New study quantifies carbon footprint of online conferences

One of the benefits of the rise in online and hybrid conferences during the pandemic has been a decrease in the carbon footprint of these events compared with face-to-face conferences.

But a new study has quantified just how much of carbon footprint gap there is between online and traditional face-to-face events.

Grant Faber, a graduate student at the University of Michigan, analysed the carbon footprint of a virtual conference last year that brought together researchers interested in carbon removal and sequestration. The conference consisted of six hours of large Zoom meetings.

He included emissions associated with the computers, monitors, and desk lights used by conference attendees, in addition to video streaming during the conference and search engine queries and website visits made as a result of the conference. He also added in data from online pre-conference planning meetings.

His research found the conference generated the equivalent of 1,324 kg of carbon dioxide emissions, with 64 per cent of emissions stemming from network data transfer, 19 per cent from the pre-conference planning meetings, and 11 per cent from computer use during the conference.

His reported his findings in the International Journal of Environmental Studies, concluding that a face-to-face event would have generated 66 times the emissions from flights alone.

“While virtual meetings and conferences are generally far superior to physical gatherings in terms of emissions, there is still a considerable amount of emissions that can be attributed to virtual activities,” he said.

“We can calculate these emissions, and individuals, companies, and governments can take action to reduce them.”

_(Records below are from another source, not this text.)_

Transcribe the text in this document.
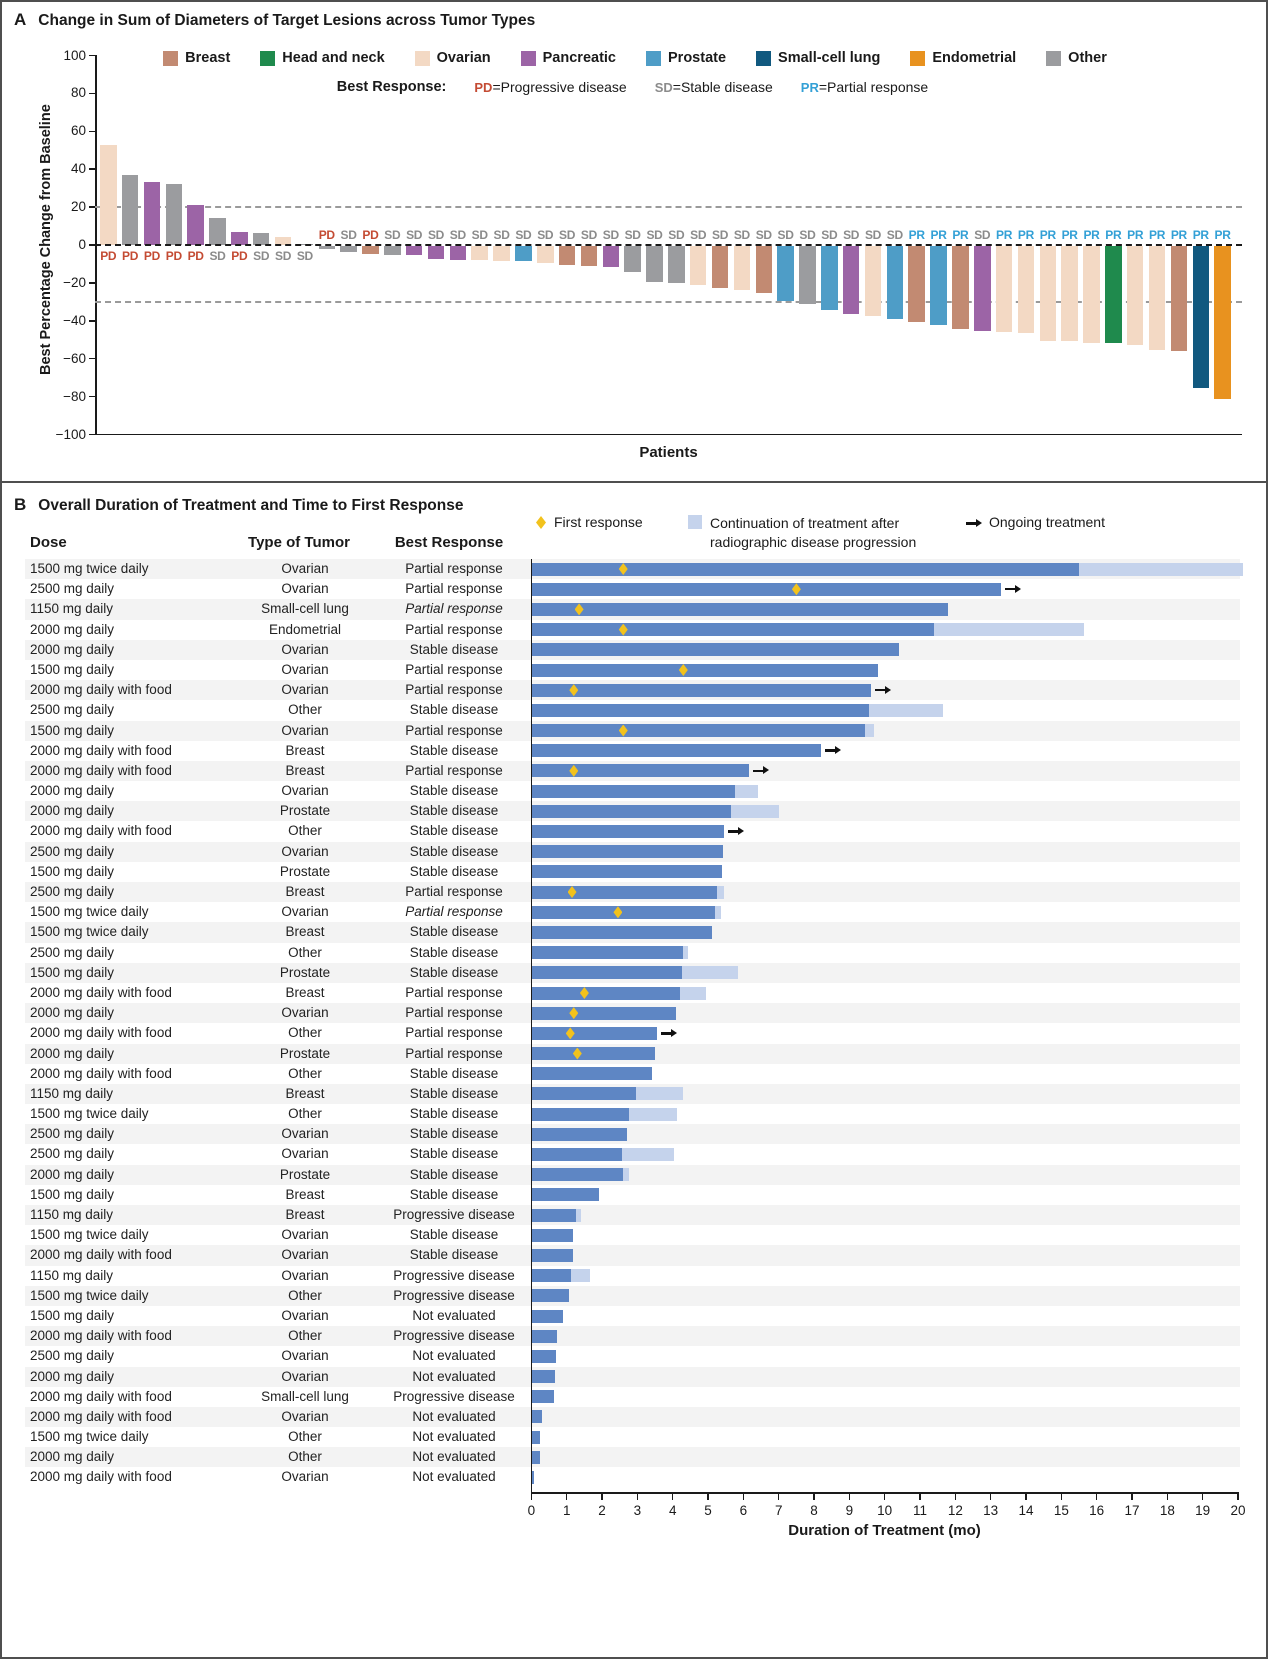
A Change in Sum of Diameters of Target Lesions across Tumor Types
Breast	Head and neck	Ovarian	Pancreatic	Prostate	Small-cell lung	Endometrial	Other
Best Response: PD=Progressive disease SD=Stable disease PR=Partial response
Best Percentage Change from Baseline
100
80
60
40
20
0
−20
−40
−60
−80
−100
PD PD PD PD PD SD PD SD SD SD
PD SD PD SD SD SD SD SD SD SD SD SD SD SD SD SD SD SD SD SD SD SD SD SD SD SD SD PR PR PR SD PR PR PR PR PR PR PR PR PR PR PR
Patients
B Overall Duration of Treatment and Time to First Response
First response	Continuation of treatment after
radiographic disease progression
Ongoing treatment
Dose	Type of Tumor	Best Response
1500 mg twice daily	Ovarian	Partial response
2500 mg daily	Ovarian	Partial response
1150 mg daily	Small-cell lung	Partial response
2000 mg daily	Endometrial	Partial response
2000 mg daily	Ovarian	Stable disease
1500 mg daily	Ovarian	Partial response
2000 mg daily with food	Ovarian	Partial response
2500 mg daily	Other	Stable disease
1500 mg daily	Ovarian	Partial response
2000 mg daily with food	Breast	Stable disease
2000 mg daily with food	Breast	Partial response
2000 mg daily	Ovarian	Stable disease
2000 mg daily	Prostate	Stable disease
2000 mg daily with food	Other	Stable disease
2500 mg daily	Ovarian	Stable disease
1500 mg daily	Prostate	Stable disease
2500 mg daily	Breast	Partial response
1500 mg twice daily	Ovarian	Partial response
1500 mg twice daily	Breast	Stable disease
2500 mg daily	Other	Stable disease
1500 mg daily	Prostate	Stable disease
2000 mg daily with food	Breast	Partial response
2000 mg daily	Ovarian	Partial response
2000 mg daily with food	Other	Partial response
2000 mg daily	Prostate	Partial response
2000 mg daily with food	Other	Stable disease
1150 mg daily	Breast	Stable disease
1500 mg twice daily	Other	Stable disease
2500 mg daily	Ovarian	Stable disease
2500 mg daily	Ovarian	Stable disease
2000 mg daily	Prostate	Stable disease
1500 mg daily	Breast	Stable disease
1150 mg daily	Breast	Progressive disease
1500 mg twice daily	Ovarian	Stable disease
2000 mg daily with food	Ovarian	Stable disease
1150 mg daily	Ovarian	Progressive disease
1500 mg twice daily	Other	Progressive disease
1500 mg daily	Ovarian	Not evaluated
2000 mg daily with food	Other	Progressive disease
2500 mg daily	Ovarian	Not evaluated
2000 mg daily	Ovarian	Not evaluated
2000 mg daily with food	Small-cell lung	Progressive disease
2000 mg daily with food	Ovarian	Not evaluated
1500 mg twice daily	Other	Not evaluated
2000 mg daily	Other	Not evaluated
2000 mg daily with food	Ovarian	Not evaluated
0	1	2	3	4	5	6	7	8	9	10	11	12	13	14	15	16	17	18	19	20
Duration of Treatment (mo)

But he warned against complacency with online events, saying there were still plenty of steps that could be done to reduce their carbon emissions even further, such as switching to renewable energy sources to generate electricity.

“There are projections that say by 2030, information and communications technologies may use more than 20% of the global electricity supply,” he said.

“And as time goes on and more and more people become connected to the internet for more energy intensive activities, such as Bitcoin mining, they’re only going to use more and more electricity.

“It’s important to know the true cost of our online behaviors and, by quantifying it, we can take action. As an example, our AirMiners conference was able to estimate our impact and purchase carbon removal offsets to make the event carbon negative.”